Dickel und seine Mitstreiter von der IG-Metall, der Stadt Salzgitter und dem Braunschweiger Landvolk machen sich Argumente zu eigen, die auch von den Gorleben-Gegnern zu hören sind. So gehen die Konrad-Planungen noch auf den Beginn der achtziger Jahre zurück.
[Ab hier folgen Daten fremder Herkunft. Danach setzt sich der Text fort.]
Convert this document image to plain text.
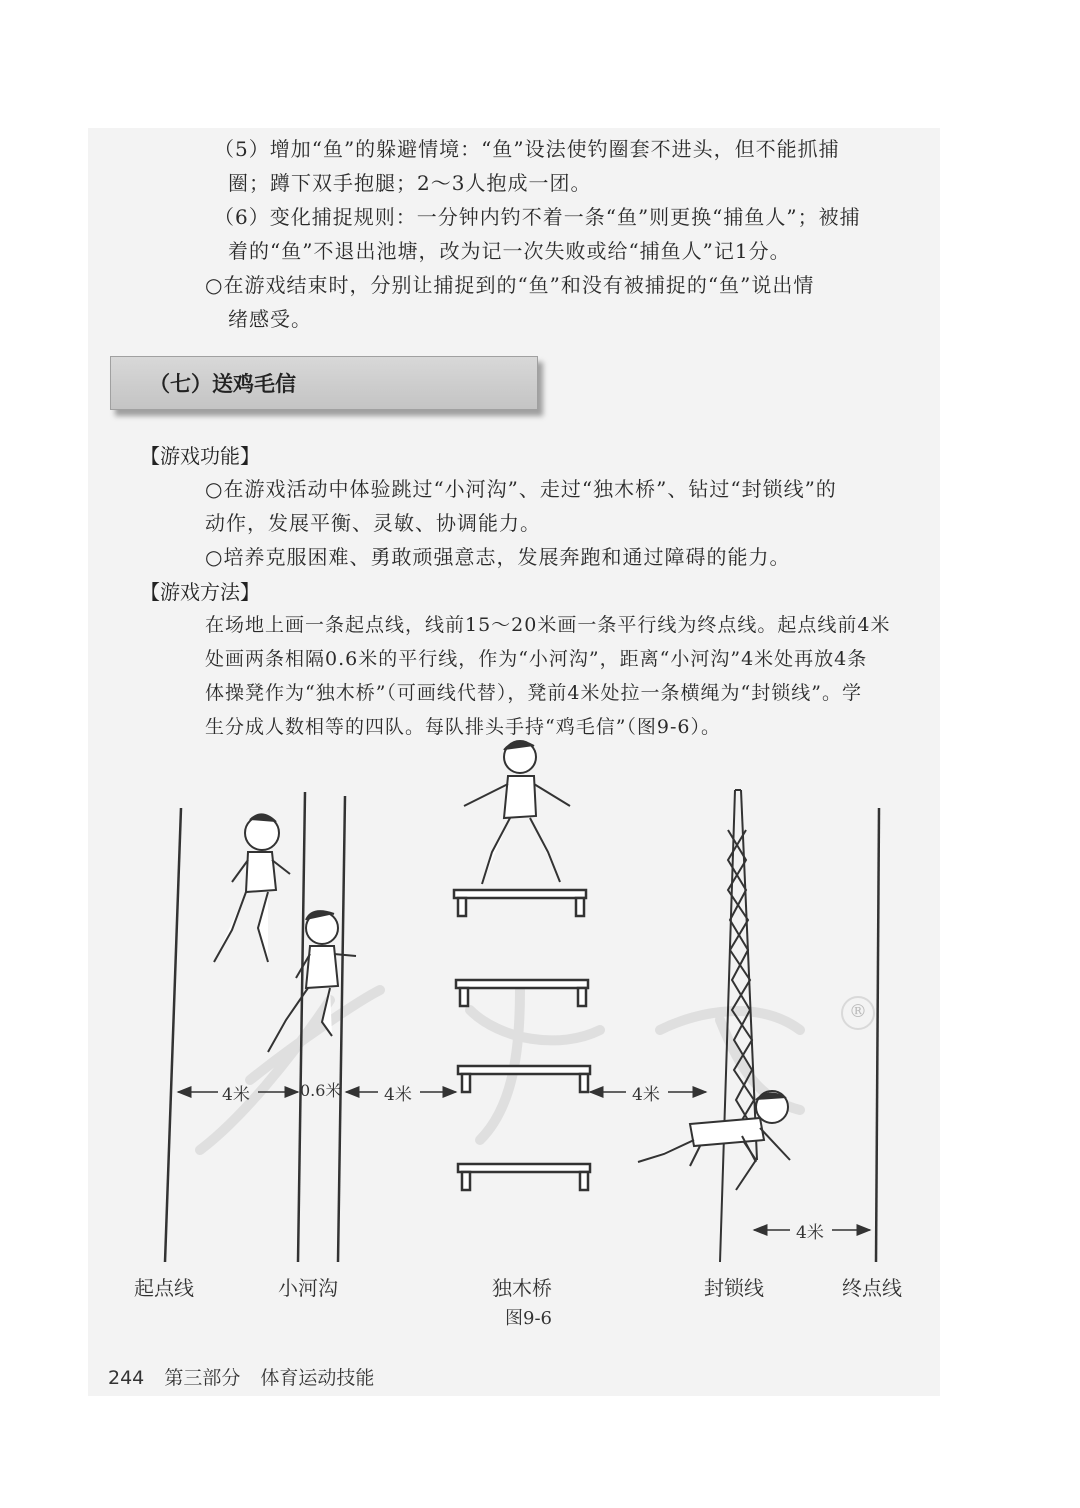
（5）增加“鱼”的躲避情境：“鱼”设法使钓圈套不进头，但不能抓捕

圈；蹲下双手抱腿；2～3人抱成一团。

（6）变化捕捉规则：一分钟内钓不着一条“鱼”则更换“捕鱼人”；被捕

着的“鱼”不退出池塘，改为记一次失败或给“捕鱼人”记1分。

○在游戏结束时，分别让捕捉到的“鱼”和没有被捕捉的“鱼”说出情

绪感受。

（七）送鸡毛信
【游戏功能】

○在游戏活动中体验跳过“小河沟”、走过“独木桥”、钻过“封锁线”的

动作，发展平衡、灵敏、协调能力。

○培养克服困难、勇敢顽强意志，发展奔跑和通过障碍的能力。

【游戏方法】

在场地上画一条起点线，线前15～20米画一条平行线为终点线。起点线前4米

处画两条相隔0.6米的平行线，作为“小河沟”，距离“小河沟”4米处再放4条

体操凳作为“独木桥”（可画线代替），凳前4米处拉一条横绳为“封锁线”。学

生分成人数相等的四队。每队排头手持“鸡毛信”（图9-6）。

4米	0.6米	4米	4米
4米
®
起点线	小河沟	独木桥	封锁线	终点线
图9-6
244 第三部分 体育运动技能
Deshalb sei das Einlagerungs- und Sicherungskonzept für den ehemaligen Eisenbergwerksschacht veraltet. „Insbesondere der Nachweis der Langzeitsicherheit entspricht nicht den heutigen Anforderungen“, argumentieren sie. „Wenn alles im Fluss ist und neu bewertet wird, warum soll dies nicht auch beim Schacht Konrad geschehen?“, fragt Salzgitters Oberbürgermeister Frank Klingebiel (CDU): „Es ist nur recht und billig, zumindest eine Neubewertung zu verlangen.

Ein solches Projekt einfach so weiterzubauen, ist uns nicht zuzumuten“, meint Klingebiel, der hinter sich eine breite Mehrheit im Rat gegen das Konrad-Projekt sieht. Rechtlich habe die Stadt Salzgitter allerdings keine Möglichkeit mehr, gegen Konrad einzuschreiten, das in allen Rechtsinstanzen bekämpft und bis Karlsruhe bestätigt wurde, räumt Klingebiel ein.

Niedersachsens Umweltminister Stefan Wenzel (Grüne) erklärte am Montag auf Anfrage der HAZ, es werde auch für den gültigen Planfeststellungsbeschluss vorausgesetzt, dass das Konrad-Projekt dem Stand von Wissenschaft und Technik entspreche. Allerdings hätten die Planungen des Bundes für die Entsorgung des anfallenden radioaktiven Mülls es an Transparenz fehlen lassen, wandte Wenzel kritisch ein. Man erwarte jetzt vom Bund eine aktualisierte Stellungnahme, und zwar schon vor dem Entsorgungsbericht im Jahr 2015.

Die Konrad-Gegner argumentieren jetzt, dass sich die sicherheitspolitische Diskussion verändert habe. So werde jetzt, wie bei der benachbarten Asse, die Rückholung groß geschrieben. Dies müsse auch bei Schacht Konrad sein.